Tables were placed around the Patricia Hopping Commons at MBKU which represented community resources that low-income families may interact with, such as a bank, community action agency, social service agency and child care center. Members of the faculty and staff across all departments and disciplines participated in the simulation by acting as one of these community resources.

“Students were randomly placed in families with varying levels of hardship. Some were homeless, while others were senior citizens who were responsible for raising their grandchildren,” said Judy Ortiz, PhD, PA-C, Dean and Professor, College of Health Sciences and Director, School of Physician Assistant Studies. “In order to survive the month, participants had to navigate this complex web of social services represented by MBKU’s faculty and staff. The simulation promoted a greater understanding of the real-life issues low-income individuals and families face every day.”

There was a lot of buzz and excitement before the simulation began. Students were laughing and connecting with their new “families.” Students quickly realized that it was more than a game as they began to rotate around the Commons visiting the various services. Some families ran out of money before the end of the month while others had trouble obtaining a bus pass to get from one service to the other. The simulation exposed MBKU students to the very real difficulties of living day-to-day on low incomes.
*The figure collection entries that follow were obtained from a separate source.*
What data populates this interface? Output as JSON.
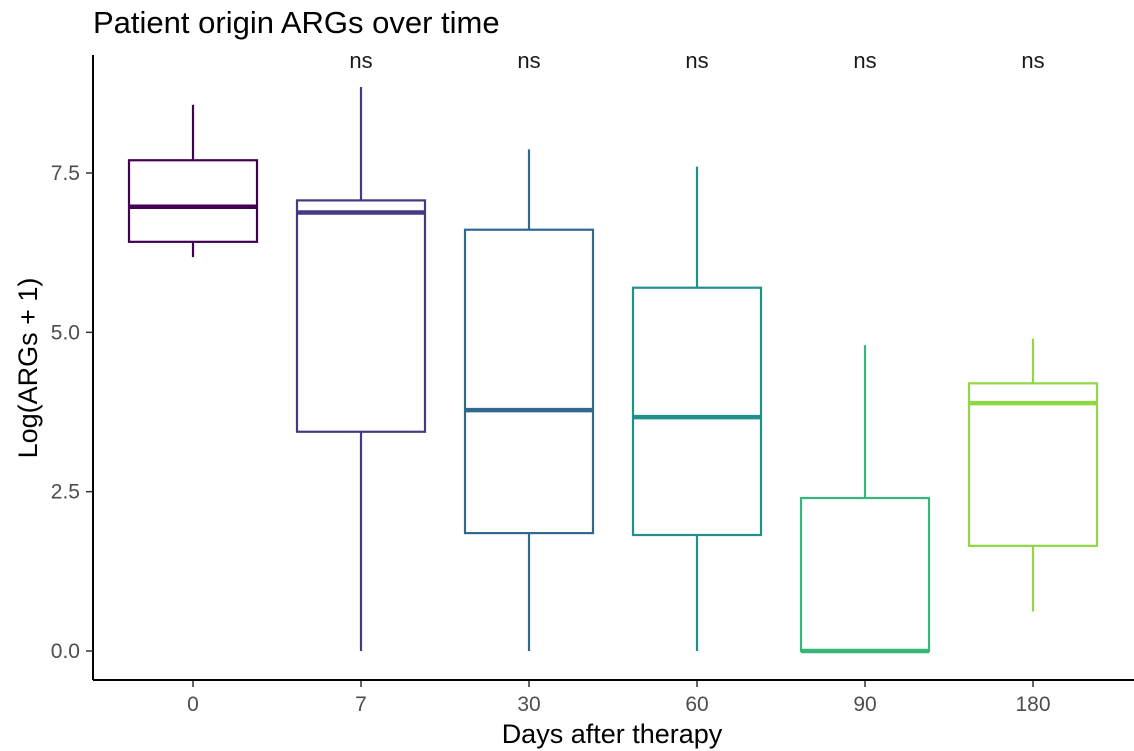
{
  "chart_data": {
    "type": "box",
    "title": "Patient origin ARGs over time",
    "xlabel": "Days after therapy",
    "ylabel": "Log(ARGs + 1)",
    "ylim": [
      -0.45,
      9.1
    ],
    "yticks": [
      0.0,
      2.5,
      5.0,
      7.5
    ],
    "ytick_labels": [
      "0.0",
      "2.5",
      "5.0",
      "7.5"
    ],
    "grid": false,
    "legend": "none",
    "categories": [
      "0",
      "7",
      "30",
      "60",
      "90",
      "180"
    ],
    "boxes": [
      {
        "category": "0",
        "min": 6.18,
        "q1": 6.42,
        "median": 6.97,
        "q3": 7.7,
        "max": 8.57,
        "color": "#440154",
        "annotation": ""
      },
      {
        "category": "7",
        "min": 0.0,
        "q1": 3.44,
        "median": 6.88,
        "q3": 7.07,
        "max": 8.85,
        "color": "#443A83",
        "annotation": "ns"
      },
      {
        "category": "30",
        "min": 0.0,
        "q1": 1.85,
        "median": 3.78,
        "q3": 6.61,
        "max": 7.87,
        "color": "#31688E",
        "annotation": "ns"
      },
      {
        "category": "60",
        "min": 0.0,
        "q1": 1.82,
        "median": 3.67,
        "q3": 5.7,
        "max": 7.6,
        "color": "#21908C",
        "annotation": "ns"
      },
      {
        "category": "90",
        "min": 0.0,
        "q1": 0.0,
        "median": 0.0,
        "q3": 2.4,
        "max": 4.8,
        "color": "#35B779",
        "annotation": "ns"
      },
      {
        "category": "180",
        "min": 0.62,
        "q1": 1.65,
        "median": 3.89,
        "q3": 4.2,
        "max": 4.9,
        "color": "#8FD744",
        "annotation": "ns"
      }
    ]
  }
}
“The poverty simulation gave our students an opportunity to experience just a fraction of what it’s like for a low-income family in just a few hours,” said Kimberly Clark, MPAS, PA-C, Assistant Professor and Director of Assessment, School of Physician Assistant Studies. “OD and PA students experienced ‘one month’ of poverty compacted into the real time of the simulation. Afterward, the students, faculty and staff engaged in a discussion where some students even shared their personal experiences with hardship.”

University President, Kevin Alexander, OD, PhD summed up his thoughts on the day, “At Marshall B. Ketchum University, we’re not only training future health care providers, but also members of a community. It’s important that they graduate with the hard skills to do their jobs well, and also the soft skills to provide the best care possible for all of their future patients. Support from CSU, Fullerton’s Nursing School gave us the opportunity to engage in a valuable simulation that will benefit every student who participated now and in the future."